El problema de liquidez no es nuevo en el ecosistema cripto, pero adquiere una dimensión particular cuando se trata de activos del mundo real. A diferencia de las criptomonedas nativas como Bitcoin o Ethereum, los RWA dependen de la confianza en los emisores y de la existencia de mercados organizados. En el caso de los bonos tokenizados, por ejemplo, la mayoría de las transacciones ocurren en mercados over-the-counter (OTC) o a través de plataformas privadas, lo que reduce la transparencia y la profundidad del mercado. “Si un inversor institucional quiere salir de una posición de 10 millones de dólares en un bono tokenizado, hoy en día probablemente no encontrará contraparte sin un descuento significativo”, advierte Kim.
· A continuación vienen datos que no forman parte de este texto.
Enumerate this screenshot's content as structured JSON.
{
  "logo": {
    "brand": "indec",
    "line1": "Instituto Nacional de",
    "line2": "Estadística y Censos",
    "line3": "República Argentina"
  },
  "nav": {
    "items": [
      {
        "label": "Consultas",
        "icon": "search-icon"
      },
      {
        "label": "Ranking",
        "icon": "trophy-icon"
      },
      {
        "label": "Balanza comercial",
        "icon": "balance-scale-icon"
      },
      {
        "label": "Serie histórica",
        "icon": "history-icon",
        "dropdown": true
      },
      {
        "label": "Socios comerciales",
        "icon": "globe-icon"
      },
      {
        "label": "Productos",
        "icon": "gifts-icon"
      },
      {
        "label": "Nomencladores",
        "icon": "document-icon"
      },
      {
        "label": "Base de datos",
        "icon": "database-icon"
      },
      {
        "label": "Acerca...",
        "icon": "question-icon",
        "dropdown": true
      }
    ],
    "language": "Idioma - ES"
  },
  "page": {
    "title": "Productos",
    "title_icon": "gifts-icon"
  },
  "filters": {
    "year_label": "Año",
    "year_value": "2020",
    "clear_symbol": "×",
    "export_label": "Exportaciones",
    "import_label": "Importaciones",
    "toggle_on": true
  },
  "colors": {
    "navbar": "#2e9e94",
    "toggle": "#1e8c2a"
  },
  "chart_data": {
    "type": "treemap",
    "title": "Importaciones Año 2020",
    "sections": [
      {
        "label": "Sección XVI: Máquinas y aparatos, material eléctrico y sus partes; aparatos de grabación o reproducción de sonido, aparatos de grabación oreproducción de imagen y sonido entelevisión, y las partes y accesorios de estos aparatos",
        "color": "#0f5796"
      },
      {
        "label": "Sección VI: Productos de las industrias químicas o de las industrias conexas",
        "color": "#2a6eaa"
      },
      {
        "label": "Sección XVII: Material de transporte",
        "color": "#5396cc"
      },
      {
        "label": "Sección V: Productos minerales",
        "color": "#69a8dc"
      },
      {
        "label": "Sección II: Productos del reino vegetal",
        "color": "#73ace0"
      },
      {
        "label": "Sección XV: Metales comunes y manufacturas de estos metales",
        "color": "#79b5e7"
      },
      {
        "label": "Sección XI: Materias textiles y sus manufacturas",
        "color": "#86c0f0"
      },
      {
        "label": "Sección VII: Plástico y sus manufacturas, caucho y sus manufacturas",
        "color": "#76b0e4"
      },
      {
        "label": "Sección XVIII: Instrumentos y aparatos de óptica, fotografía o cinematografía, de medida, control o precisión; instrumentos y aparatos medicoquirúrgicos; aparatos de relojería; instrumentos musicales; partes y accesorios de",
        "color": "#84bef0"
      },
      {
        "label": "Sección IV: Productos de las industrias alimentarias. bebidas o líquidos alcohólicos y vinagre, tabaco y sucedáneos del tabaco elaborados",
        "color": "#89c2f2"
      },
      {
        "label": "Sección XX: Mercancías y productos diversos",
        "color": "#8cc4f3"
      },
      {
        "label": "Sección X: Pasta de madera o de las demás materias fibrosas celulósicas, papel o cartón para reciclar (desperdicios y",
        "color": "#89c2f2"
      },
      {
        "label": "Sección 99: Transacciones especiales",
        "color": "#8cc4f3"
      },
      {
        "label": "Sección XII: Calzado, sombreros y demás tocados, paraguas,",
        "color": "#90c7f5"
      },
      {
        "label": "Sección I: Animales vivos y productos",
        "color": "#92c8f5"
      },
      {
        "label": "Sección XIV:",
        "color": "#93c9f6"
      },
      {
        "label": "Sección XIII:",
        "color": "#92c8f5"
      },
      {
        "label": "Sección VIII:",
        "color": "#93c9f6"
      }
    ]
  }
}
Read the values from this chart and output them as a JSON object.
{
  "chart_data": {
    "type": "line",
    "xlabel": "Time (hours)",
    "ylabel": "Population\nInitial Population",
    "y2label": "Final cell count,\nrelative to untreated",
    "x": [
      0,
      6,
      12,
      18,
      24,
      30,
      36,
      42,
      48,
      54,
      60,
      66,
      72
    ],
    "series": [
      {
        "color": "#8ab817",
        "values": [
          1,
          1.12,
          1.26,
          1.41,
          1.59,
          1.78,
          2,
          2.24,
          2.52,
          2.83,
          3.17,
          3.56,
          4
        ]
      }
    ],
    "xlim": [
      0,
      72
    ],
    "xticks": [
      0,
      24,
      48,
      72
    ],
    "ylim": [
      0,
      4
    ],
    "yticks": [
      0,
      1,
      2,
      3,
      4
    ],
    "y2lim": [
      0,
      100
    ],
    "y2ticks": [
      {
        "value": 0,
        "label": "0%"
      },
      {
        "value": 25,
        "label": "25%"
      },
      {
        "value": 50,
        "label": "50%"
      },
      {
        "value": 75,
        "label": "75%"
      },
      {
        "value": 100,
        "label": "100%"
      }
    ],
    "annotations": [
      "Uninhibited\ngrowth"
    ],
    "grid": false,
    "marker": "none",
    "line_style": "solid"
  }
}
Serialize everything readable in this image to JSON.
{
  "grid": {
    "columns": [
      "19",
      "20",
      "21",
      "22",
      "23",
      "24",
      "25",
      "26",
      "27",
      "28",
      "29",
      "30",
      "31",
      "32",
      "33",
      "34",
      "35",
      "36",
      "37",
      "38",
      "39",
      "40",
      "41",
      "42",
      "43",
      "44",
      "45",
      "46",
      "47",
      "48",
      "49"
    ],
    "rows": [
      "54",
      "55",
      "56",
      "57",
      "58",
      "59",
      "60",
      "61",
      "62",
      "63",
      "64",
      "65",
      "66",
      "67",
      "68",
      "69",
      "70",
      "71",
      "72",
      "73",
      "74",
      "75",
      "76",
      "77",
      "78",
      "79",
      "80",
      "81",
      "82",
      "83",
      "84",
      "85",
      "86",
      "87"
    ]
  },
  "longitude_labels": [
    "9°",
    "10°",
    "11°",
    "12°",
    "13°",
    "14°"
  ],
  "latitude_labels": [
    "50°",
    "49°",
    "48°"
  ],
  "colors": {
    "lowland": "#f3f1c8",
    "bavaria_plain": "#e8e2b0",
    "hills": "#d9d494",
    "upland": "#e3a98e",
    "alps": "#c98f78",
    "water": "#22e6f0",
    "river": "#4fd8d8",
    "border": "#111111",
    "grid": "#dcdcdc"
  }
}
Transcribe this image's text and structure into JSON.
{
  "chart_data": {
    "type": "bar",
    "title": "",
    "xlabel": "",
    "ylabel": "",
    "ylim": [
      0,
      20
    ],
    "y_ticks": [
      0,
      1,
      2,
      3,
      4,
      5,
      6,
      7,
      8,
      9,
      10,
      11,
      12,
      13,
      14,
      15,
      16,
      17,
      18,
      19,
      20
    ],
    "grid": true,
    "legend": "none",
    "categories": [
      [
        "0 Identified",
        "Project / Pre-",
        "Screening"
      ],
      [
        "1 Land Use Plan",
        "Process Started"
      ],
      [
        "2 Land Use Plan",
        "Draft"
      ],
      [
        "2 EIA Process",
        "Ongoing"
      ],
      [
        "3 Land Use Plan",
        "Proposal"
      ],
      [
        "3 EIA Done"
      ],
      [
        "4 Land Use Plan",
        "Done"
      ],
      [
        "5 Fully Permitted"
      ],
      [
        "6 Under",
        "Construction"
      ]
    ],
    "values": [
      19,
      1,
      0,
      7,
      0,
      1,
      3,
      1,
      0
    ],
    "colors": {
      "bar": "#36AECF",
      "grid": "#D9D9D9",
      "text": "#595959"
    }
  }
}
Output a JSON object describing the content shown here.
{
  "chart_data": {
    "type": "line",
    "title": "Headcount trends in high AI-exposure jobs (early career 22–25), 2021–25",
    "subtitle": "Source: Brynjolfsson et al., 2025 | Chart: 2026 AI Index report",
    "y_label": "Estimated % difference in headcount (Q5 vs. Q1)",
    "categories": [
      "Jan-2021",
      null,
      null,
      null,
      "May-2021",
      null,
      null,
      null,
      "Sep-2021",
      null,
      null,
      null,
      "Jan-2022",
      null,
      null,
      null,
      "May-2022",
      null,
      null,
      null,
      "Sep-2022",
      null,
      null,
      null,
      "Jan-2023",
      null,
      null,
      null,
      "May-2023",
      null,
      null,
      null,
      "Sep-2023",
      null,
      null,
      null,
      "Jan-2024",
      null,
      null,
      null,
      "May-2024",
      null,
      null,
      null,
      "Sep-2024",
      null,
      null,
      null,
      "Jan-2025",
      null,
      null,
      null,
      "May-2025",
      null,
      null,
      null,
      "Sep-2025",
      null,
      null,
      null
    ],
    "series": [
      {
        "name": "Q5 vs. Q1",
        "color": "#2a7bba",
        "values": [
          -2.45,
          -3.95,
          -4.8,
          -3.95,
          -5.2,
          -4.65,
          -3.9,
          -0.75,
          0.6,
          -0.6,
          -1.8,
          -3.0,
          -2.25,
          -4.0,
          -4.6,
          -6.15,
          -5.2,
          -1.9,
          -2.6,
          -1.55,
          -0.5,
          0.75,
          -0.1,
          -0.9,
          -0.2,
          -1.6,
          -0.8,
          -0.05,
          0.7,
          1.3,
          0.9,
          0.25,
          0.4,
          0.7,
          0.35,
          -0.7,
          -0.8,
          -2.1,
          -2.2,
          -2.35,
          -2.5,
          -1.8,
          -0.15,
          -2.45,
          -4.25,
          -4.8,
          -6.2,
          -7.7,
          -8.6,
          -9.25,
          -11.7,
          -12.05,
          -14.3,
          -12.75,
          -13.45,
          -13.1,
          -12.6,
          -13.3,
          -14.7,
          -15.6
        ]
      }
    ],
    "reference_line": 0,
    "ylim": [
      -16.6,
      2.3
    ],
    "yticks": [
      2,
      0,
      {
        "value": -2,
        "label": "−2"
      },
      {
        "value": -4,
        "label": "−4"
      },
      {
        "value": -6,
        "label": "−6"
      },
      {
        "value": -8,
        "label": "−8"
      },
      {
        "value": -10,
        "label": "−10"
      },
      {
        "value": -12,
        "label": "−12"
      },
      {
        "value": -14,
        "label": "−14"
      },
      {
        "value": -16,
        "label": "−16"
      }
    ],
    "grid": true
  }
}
Esta falta de liquidez tiene implicaciones directas para la adopción masiva. Los gestores de activos y los fondos de pensiones, que son los actores naturales para este tipo de productos, requieren mercados donde puedan entrar y salir de posiciones con facilidad. Sin un ecosistema de market makers y protocolos de préstamo descentralizados que integren estos tokens, los RWA corren el riesgo de convertirse en “activos zombi”: emitidos pero raramente negociados. De hecho, datos de plataformas como rwa.xyz muestran que, aunque la capitalización de mercado de los RWA ha crecido exponencialmente, el volumen diario de trading en exchanges descentralizados (DEX) sigue siendo una fracción mínima de ese total.
La solución, según Kim, no pasa solo por emitir más tokens, sino por construir infraestructura de liquidez. Esto incluye el desarrollo de protocolos de staking para RWA, la integración con pools de liquidez en DeFi y la creación de estándares de interoperabilidad entre blockchains. “Necesitamos que los RWA sean colateral en protocolos de préstamo, que se puedan usar en yield farming y que tengan mercados de futuros y opciones”, afirma. Sin estos componentes, la tokenización corre el riesgo de repetir los errores de las primeras ofertas iniciales de monedas (ICO), donde la emisión superó con creces la demanda real de trading.
El caso de JPMorgan es ilustrativo. Si bien el banco ha sido pionero en tokenizar depósitos y bonos, su enfoque ha sido principalmente institucional y cerrado. La nueva solicitud de fondo tokenizado podría cambiar las reglas del juego si logra atraer a inversores minoristas y crear un mercado secundario líquido. No obstante, Kim advierte que la regulación también juega un papel clave: “Los reguladores aún no han definido claramente cómo se tratan los RWA en términos de custodia, reporting y requisitos de capital. Eso frena a los creadores de mercado”.
En conclusión, mientras Wall Street celebra los 32 mil millones de dólares en RWA como una señal de madurez, la industria debe mirar más allá del volumen de emisión. La verdadera prueba de fuego será si estos activos pueden sostener un ecosistema de trading vibrante y descentralizado. Como señala Chris Kim, “el próximo hito no debería ser cuánto emitimos, sino cuánto se negocia”. Si la liquidez no mejora, la tokenización corre el riesgo de quedarse en una promesa incumplida, atrapada entre la innovación tecnológica y las realidades del mercado financiero tradicional.